A mythology of the primitive seems to permeate our ideas about solstices long past. How often are we told the people gathered in fear and built fires to force the sun’s return?
I personally doubt ancient peoples were overly concerned with the dwindling light. They were out and about in all weathers, and most likely kept a keen watch on the skies. They would have known the progression of the sun and seasons, the certain repetition of the calendar year. Certainly many marked the great yearly transitions at the solstices, perhaps with little anxiety and more awareness that all life cycles. They almost certainly knew that we are, after all, the stuff of the world, inseparable from the great systems that govern all life here.

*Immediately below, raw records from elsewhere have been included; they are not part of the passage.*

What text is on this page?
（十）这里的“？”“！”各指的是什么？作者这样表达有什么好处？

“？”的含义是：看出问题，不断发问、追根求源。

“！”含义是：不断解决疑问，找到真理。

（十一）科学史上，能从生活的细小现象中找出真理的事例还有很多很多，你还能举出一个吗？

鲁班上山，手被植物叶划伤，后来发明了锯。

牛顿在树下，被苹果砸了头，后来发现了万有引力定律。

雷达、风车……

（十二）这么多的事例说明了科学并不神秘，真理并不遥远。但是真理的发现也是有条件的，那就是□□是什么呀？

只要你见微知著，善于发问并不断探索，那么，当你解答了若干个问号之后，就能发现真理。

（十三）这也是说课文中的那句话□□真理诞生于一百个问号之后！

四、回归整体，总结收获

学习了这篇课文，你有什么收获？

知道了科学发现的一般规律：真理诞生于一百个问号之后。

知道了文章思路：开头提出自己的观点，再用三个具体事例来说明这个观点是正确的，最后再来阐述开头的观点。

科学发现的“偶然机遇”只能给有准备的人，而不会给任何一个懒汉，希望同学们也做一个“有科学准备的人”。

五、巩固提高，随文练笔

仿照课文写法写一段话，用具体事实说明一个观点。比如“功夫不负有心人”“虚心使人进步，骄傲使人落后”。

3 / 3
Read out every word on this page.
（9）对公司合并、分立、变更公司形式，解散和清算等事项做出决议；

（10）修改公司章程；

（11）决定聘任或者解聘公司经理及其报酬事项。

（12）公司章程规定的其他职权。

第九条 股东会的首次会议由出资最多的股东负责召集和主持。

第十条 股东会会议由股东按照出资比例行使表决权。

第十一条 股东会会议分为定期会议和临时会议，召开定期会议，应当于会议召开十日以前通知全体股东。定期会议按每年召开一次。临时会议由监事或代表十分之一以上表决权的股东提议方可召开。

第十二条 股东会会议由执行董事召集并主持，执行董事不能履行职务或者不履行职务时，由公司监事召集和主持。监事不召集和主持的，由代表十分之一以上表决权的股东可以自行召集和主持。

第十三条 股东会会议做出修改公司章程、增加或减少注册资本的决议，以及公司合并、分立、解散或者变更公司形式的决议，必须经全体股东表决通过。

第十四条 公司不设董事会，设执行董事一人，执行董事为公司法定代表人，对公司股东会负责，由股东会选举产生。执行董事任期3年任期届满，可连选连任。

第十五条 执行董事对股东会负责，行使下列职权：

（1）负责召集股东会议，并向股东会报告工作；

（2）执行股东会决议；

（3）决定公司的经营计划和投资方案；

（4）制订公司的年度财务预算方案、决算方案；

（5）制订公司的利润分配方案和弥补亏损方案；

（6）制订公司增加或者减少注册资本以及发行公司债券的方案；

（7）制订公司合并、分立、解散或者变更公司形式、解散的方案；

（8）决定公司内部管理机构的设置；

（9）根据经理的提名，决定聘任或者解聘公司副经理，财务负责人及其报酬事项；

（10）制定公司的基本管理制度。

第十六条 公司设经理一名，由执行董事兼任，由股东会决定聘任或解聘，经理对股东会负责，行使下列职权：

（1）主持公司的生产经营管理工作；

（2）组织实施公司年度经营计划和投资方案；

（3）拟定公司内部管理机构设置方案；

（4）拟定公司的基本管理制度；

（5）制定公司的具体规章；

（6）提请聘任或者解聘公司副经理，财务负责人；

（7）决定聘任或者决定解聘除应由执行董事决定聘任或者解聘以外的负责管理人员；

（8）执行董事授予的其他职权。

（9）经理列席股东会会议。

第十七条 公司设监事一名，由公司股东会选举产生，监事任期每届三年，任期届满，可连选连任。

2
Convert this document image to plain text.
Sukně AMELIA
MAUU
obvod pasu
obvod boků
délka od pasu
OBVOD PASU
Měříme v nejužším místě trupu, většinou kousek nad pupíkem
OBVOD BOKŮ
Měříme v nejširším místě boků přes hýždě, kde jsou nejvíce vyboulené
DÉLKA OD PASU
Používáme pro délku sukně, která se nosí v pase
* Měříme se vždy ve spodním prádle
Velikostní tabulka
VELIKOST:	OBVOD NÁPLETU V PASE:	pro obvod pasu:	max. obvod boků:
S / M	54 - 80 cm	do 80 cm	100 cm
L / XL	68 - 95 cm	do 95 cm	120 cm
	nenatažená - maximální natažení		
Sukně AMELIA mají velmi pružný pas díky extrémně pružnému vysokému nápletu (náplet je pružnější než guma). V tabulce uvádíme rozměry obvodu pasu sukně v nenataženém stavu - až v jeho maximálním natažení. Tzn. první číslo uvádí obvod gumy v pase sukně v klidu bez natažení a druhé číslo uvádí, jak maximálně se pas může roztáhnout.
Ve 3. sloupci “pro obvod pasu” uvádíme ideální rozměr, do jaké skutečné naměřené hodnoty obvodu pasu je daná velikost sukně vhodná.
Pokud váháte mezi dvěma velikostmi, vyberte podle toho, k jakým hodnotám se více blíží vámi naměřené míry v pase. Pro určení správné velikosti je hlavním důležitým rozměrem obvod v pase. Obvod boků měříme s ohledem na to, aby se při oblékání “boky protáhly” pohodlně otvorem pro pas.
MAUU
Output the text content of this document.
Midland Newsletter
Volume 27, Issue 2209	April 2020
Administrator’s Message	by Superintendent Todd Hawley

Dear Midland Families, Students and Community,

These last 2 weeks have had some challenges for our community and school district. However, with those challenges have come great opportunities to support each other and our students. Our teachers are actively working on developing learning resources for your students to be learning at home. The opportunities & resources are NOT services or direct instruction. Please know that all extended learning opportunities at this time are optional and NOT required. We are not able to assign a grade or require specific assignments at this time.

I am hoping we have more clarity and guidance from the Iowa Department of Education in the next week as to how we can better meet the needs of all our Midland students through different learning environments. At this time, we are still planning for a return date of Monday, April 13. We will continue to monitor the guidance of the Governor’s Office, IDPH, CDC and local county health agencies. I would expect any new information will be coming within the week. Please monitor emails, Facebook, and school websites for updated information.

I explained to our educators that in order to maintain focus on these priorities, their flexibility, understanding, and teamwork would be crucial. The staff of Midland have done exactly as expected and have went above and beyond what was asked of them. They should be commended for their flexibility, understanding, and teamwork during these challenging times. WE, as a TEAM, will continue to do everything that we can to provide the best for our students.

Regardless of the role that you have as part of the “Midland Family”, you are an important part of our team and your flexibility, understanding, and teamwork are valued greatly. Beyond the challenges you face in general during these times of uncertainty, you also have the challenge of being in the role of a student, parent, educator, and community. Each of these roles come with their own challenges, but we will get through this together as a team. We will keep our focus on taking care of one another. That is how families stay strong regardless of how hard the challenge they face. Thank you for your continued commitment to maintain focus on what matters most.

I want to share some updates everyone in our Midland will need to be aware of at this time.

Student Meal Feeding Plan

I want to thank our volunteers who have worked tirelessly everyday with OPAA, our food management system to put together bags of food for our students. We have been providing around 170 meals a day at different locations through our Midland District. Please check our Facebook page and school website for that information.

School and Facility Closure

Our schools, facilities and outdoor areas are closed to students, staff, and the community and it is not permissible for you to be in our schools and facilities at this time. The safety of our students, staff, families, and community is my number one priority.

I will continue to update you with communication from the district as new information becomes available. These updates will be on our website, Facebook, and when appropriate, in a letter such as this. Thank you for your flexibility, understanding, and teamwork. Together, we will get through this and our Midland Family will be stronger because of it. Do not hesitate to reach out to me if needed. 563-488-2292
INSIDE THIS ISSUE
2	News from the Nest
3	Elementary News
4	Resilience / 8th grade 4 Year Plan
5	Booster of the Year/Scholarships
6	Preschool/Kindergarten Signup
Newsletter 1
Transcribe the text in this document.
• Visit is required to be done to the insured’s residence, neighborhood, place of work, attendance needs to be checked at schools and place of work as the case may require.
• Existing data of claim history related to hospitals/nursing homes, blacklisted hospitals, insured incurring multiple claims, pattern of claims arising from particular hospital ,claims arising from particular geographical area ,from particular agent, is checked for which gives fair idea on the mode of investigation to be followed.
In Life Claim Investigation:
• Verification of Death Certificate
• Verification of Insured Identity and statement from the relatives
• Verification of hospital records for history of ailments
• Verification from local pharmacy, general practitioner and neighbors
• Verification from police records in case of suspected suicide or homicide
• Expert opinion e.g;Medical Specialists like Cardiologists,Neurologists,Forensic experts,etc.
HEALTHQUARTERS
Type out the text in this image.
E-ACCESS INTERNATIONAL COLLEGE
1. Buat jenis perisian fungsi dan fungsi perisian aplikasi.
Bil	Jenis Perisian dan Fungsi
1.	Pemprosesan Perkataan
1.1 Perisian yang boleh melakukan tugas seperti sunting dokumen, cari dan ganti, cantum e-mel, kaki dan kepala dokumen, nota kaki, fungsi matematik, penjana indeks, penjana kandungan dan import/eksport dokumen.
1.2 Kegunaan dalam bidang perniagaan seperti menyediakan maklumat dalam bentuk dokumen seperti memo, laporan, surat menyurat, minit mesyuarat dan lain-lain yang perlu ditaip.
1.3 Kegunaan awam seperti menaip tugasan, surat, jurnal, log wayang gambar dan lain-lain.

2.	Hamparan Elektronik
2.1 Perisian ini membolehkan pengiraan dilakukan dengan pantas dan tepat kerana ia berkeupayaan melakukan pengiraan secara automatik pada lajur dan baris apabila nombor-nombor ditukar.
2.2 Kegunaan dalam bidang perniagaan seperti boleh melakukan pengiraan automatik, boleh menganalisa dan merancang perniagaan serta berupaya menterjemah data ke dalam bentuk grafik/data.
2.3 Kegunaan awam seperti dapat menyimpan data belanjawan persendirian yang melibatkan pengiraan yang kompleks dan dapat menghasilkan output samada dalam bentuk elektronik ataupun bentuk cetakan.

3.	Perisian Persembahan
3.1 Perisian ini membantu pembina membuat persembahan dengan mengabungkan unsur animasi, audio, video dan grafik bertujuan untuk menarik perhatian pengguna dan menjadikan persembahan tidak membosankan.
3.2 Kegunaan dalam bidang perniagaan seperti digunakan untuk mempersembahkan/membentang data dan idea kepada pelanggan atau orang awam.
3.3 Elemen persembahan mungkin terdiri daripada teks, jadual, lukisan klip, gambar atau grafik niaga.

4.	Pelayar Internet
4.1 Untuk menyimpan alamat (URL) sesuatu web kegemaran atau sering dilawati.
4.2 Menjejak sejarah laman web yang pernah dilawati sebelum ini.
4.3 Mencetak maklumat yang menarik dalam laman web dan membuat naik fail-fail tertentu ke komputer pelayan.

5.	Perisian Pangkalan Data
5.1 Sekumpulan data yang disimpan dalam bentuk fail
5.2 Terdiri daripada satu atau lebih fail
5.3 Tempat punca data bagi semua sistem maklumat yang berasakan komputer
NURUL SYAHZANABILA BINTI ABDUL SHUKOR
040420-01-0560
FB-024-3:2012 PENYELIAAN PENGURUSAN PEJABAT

Perhaps in winter people gathered to celebrate the returning sun as reminder that death is complex and inevitable, as are birth and rebirth. Their sense of time would have been cyclic without beginning or end, rather than progressive and linear. In a linear world there is an inherent movement away from a beginning and towards an end. There is no sense of repetition, or rather repetition is forced to the background, outside the inevitable progression of history.
How lonely! How diminishing of the possible human, of all life!
Progressive, linear worldviews seem to generate cultures of death, societies focused on an imagined inevitable final ending, a permanent solution marked by nothingness. They remove humankind from relationship with all life, or envision us in a world in which other life forms are our enemies. They forget that we are each constructed of untold numbers of cells and billions of organisms, and therefore are ecosystems embedded within ecosystems, freely exchanging nutrients and wastes, and always in the process of becoming the other.
No wonder our physics envisions a universe in which ends when entropy has distributed all energy and matter evenly, creating space without light, heat, movement, or life. What a perfect, ending story for our culture of death. Yet, we do not know the ultimate fate of our universe; we only know that everything cycles. Perhaps physics is correct, but perhaps it is not. Our understanding of the universe is fluid and easily upset; it is a changeable and changing story.
As we approach the solstice, perhaps we might take a moment and contemplate a cosmology of circles, cycles and belonging, a Joyous Cosmology of becoming and relationship. Surely a bit ‘o joy and belonging can’t hurt.